I’ve seen the Taj Mahal. I’ve stood in the ancient city of Ephesus. I’ve walked in the eroding trenches of Gallipoli and crawled through the Cu Chi tunnels in Vietnam.
I’ve looked-up at Big-Ben and walked around Stonehenge. I’ve been to the city of Troy. I’ve had drinks on top of the Marina Bay Sands in Singapore. I’ve taken a slow boat down the Mekong River. I’ve wandered in the dystopic streets of Yangon. I’ve climbed Mt Fuji and been lost in the streets of Tokyo. I’ve taken the train to the top of the Jungfrau in Switzerland. I’ve eaten salmon by the sea in Norway. I’ve looked over the Golden Gate Bridge from Alcatraz. I’ve been to Uluru and Coober Pedy.
I’ve seen my Grandpa’s ashes buried in an Aboriginal ceremony on Elcho Island and travelled through the centre of Arnhem land. I’ve trekked through Cappadocia in Turkey and the vineyards above Cinque Terra in Italy. I’ve white water rafted on the shotover river in New Zealand. I’ve snorkelled in Vanuatu. Posed for photos “pushing” over the leaning tower of Pisa. I’ve Watched Hindu cremations on the side of the holy Ganges River and seen a baby floating dead in the same river.
I’ve ridden a camel into a Gypsy camp, bathed with elephants and stood on a stingray.
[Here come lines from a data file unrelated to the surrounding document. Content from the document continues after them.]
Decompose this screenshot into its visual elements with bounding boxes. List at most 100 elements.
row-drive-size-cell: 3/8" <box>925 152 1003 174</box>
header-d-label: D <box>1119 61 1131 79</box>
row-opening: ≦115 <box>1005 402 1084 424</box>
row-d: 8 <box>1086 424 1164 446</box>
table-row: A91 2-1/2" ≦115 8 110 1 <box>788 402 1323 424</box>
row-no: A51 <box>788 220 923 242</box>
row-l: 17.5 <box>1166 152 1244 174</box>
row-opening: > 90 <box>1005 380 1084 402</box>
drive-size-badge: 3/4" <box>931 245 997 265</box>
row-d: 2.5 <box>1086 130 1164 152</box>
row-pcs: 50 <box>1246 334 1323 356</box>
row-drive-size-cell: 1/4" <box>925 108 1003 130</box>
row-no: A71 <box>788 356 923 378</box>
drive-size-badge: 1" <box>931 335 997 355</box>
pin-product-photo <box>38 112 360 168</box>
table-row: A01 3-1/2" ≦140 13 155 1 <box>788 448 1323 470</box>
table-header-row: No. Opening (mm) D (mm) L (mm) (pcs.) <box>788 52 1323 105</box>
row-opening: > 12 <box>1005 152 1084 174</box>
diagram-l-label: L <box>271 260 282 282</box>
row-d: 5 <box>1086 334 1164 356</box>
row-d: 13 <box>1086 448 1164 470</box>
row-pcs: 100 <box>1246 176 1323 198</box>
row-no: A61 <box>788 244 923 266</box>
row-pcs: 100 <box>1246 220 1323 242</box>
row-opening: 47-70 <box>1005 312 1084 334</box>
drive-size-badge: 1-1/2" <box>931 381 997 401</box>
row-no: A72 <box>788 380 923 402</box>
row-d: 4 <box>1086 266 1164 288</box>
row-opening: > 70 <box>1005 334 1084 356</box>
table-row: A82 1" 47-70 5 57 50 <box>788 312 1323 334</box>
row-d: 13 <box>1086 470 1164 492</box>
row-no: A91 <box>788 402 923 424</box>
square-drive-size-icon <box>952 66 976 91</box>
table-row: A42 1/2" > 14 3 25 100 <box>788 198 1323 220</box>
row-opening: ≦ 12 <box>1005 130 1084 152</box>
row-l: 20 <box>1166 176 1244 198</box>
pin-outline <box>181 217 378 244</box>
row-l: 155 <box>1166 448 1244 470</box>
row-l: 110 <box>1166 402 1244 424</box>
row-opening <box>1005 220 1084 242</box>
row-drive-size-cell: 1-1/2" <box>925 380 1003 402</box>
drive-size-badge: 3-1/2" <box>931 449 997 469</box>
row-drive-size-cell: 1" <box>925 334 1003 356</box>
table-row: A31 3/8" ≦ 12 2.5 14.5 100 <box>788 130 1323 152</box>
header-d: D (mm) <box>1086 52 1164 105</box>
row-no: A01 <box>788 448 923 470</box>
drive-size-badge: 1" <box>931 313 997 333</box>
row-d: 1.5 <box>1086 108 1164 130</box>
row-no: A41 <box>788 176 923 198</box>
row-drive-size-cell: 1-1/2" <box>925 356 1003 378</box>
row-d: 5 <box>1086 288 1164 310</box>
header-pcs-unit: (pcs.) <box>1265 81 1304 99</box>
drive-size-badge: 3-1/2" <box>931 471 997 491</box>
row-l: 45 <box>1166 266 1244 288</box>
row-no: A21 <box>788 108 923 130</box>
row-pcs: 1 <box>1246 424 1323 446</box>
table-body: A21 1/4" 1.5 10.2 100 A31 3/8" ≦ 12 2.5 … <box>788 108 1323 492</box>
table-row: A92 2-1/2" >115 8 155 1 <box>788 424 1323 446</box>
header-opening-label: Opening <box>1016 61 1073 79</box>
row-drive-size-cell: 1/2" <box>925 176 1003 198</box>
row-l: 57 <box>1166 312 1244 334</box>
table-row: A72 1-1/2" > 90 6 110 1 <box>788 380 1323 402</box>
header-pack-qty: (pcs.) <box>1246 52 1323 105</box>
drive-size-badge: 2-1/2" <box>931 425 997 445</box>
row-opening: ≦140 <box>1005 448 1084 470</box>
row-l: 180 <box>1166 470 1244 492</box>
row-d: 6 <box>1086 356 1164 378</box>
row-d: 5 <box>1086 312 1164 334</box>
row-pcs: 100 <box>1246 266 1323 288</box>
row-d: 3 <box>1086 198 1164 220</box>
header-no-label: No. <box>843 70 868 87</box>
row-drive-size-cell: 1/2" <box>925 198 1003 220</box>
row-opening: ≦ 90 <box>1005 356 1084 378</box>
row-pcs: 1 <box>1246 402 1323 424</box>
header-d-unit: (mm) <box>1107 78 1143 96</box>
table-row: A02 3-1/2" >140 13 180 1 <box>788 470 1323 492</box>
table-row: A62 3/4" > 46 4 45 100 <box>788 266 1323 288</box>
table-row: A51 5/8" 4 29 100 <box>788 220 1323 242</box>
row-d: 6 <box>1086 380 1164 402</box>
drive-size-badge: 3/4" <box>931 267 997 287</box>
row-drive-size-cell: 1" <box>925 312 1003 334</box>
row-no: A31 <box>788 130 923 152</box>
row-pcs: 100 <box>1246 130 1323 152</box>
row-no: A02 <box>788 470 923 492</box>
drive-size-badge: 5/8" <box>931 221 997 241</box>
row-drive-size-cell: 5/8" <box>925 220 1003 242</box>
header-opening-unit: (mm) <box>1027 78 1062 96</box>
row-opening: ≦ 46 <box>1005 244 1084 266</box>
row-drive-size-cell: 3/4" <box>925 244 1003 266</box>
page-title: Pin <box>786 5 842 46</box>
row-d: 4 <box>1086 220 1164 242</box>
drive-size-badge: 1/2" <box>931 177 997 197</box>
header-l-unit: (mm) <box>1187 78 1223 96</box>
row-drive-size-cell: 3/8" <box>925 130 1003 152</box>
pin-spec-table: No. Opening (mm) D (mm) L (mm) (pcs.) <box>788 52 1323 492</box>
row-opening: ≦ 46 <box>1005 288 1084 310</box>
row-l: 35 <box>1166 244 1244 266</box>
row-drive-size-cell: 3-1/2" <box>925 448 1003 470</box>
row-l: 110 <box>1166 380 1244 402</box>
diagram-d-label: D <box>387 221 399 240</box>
I’ve held my Pop’s hand as he died. I’ve been caught in the middle of a stand off between a shooter and police in Mexico. I’ve kayaked in Luang Prabang in Laos, Ha Long Bay in Vietnam and the crystal clear water off the coast of Turkey. I’ve Visited a sponsor child in Thailand and an orphanage in Myanmar.
I’ve raced my push bike in Italy, Mexico, China, the Philippines, Slovenia, the Czech Republic, Serbia, Poland, Taiwan and Japan.
I’ve got a Bachelor of Education, an Engineering – Mechanical Trade, a Graduate Diploma of Arts and am studying a Graduate Diploma of Psychology.
Yet – my mind has been plagued by mental illness and in the vast majority of my experiences, I’ve felt empty, alone and unsure of my place in the world.
I’ve felt bitterness. I’ve hated my myself. I’ve felt distant from life and afraid of it.
What kind of a man can’t feel, even when amongst some of the greatest wonders of the world? It can hurt like hell to be that man.
“You only get one life, make the most of it”, “follow your dreams”, “live life to the full”, “as long as you love it”, “as long as you’re happy.” Simplistic and unrealistic. Sometimes, you can’t “make the most of it.” Sometimes, your frozen in fear and surviving is living. Sometimes, the darkness chases you like a dog chases it’s tail. Sometimes, doubt niggles like a rat gnawing cheese.
The search for happiness, to find “what I love” only drove me closer to the edge. My life is not about finding happiness or fulfilling dreams.
It’s about learning to accept the fear, the loneliness and the doubt and learning to live despite it. To find value, not in the pursuit of happiness, but in entering the forest at it’s darkest and then taking another step.